Evidence-based focus contributing to declining compassion and care
I have begun to believe that perhaps the focus on evidenced based medicine in training medics and others may have had the unintended consequence of leading to a loss of the care for the person. When someone can write as I have read " there is no evidence compassion improves outcomes" we have to accept that things have tipped too far. A focus on finding the answers through medicines and interventions has perhaps inevitably led to us being distratced from the human being in our care. How do we rebalance care to ensure that the art does not trump the science of care?
These are contradictory and complex times in healthcare which is why when the answer is seen in one dimensional terms, no answer will be right. The truths are multiple. Undoubtedly there is outstanding care given to people now in our health and care services. I work today with some of the most motivated, compassionate and informed teams I have ever done. They are outstanding in the care they provide and also in their efforts for change to a more partnership approach to care and support. But what's also true is that they are stretched by the sheer numbers and complexity of the people they serve.
Alongside the complexity of the health and care issues people present sits a consuming bureaucracy. What I notice is an increased focus on processes that were thought to help but instead create their own disorder, their own tyranny of wasted energy and distorted focus. We need to free people up to do what’s right and re-engage them with their own human response to need; free of unnecessary bureaucracy. Neoliberal politics and policies have infected our culture at all levels and healthcare culture too has not been immune to its impact. What could we enable instead by simply trusting more?

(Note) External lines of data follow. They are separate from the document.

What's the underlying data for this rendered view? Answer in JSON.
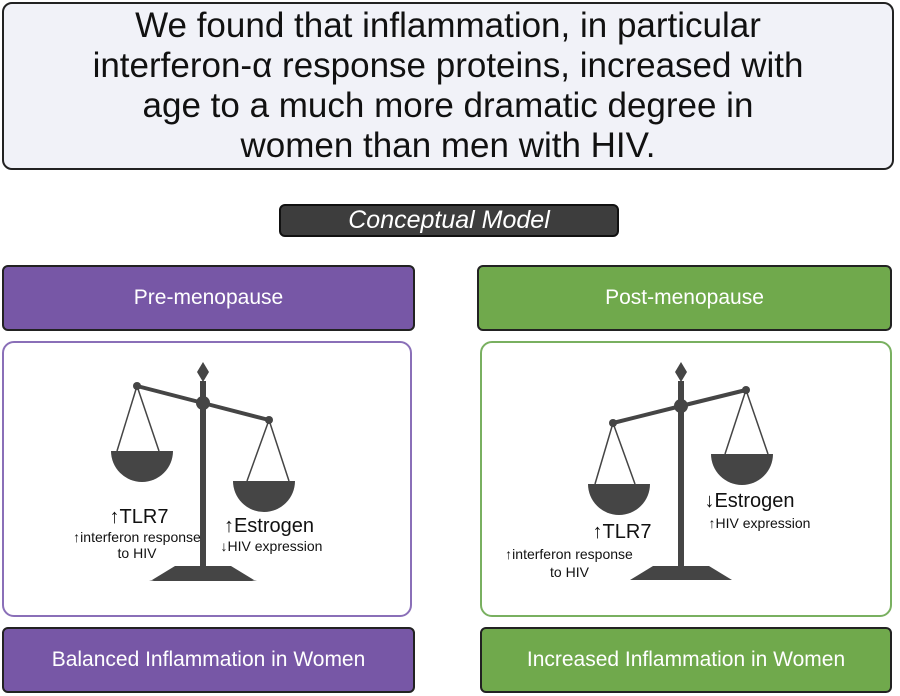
{
  "headline": "We found that inflammation, in particular\ninterferon-α response proteins, increased with\nage to a much more dramatic degree in\nwomen than men with HIV.",
  "model_label": "Conceptual Model",
  "colors": {
    "pre": "#7757a6",
    "post": "#70a94c",
    "scale": "#454545"
  },
  "pre": {
    "header": "Pre-menopause",
    "footer": "Balanced Inflammation in Women",
    "left_big": "↑TLR7",
    "left_small_1": "↑interferon response",
    "left_small_2": "to HIV",
    "right_big": "↑Estrogen",
    "right_small": "↓HIV expression"
  },
  "post": {
    "header": "Post-menopause",
    "footer": "Increased Inflammation in Women",
    "right_big": "↓Estrogen",
    "right_small": "↑HIV expression",
    "left_big": "↑TLR7",
    "left_small_1": "↑interferon response",
    "left_small_2": "to HIV"
  }
}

Perhaps the ultimate paradox for me is that we maintain a focus on fixing the damage and yet march on with a system which widens social inequalities which in turn have a serious impact on health outcomes and also perpetuates the myth of a pill as an answer to every problem? I urge us to awaken to all of those paradoxes and identify the many more that exist, to start to explore the deeper challenges, to recognise that these are the things we need to tackle and we won't do that by keeping doing the same at a personal, societal and indeed political level.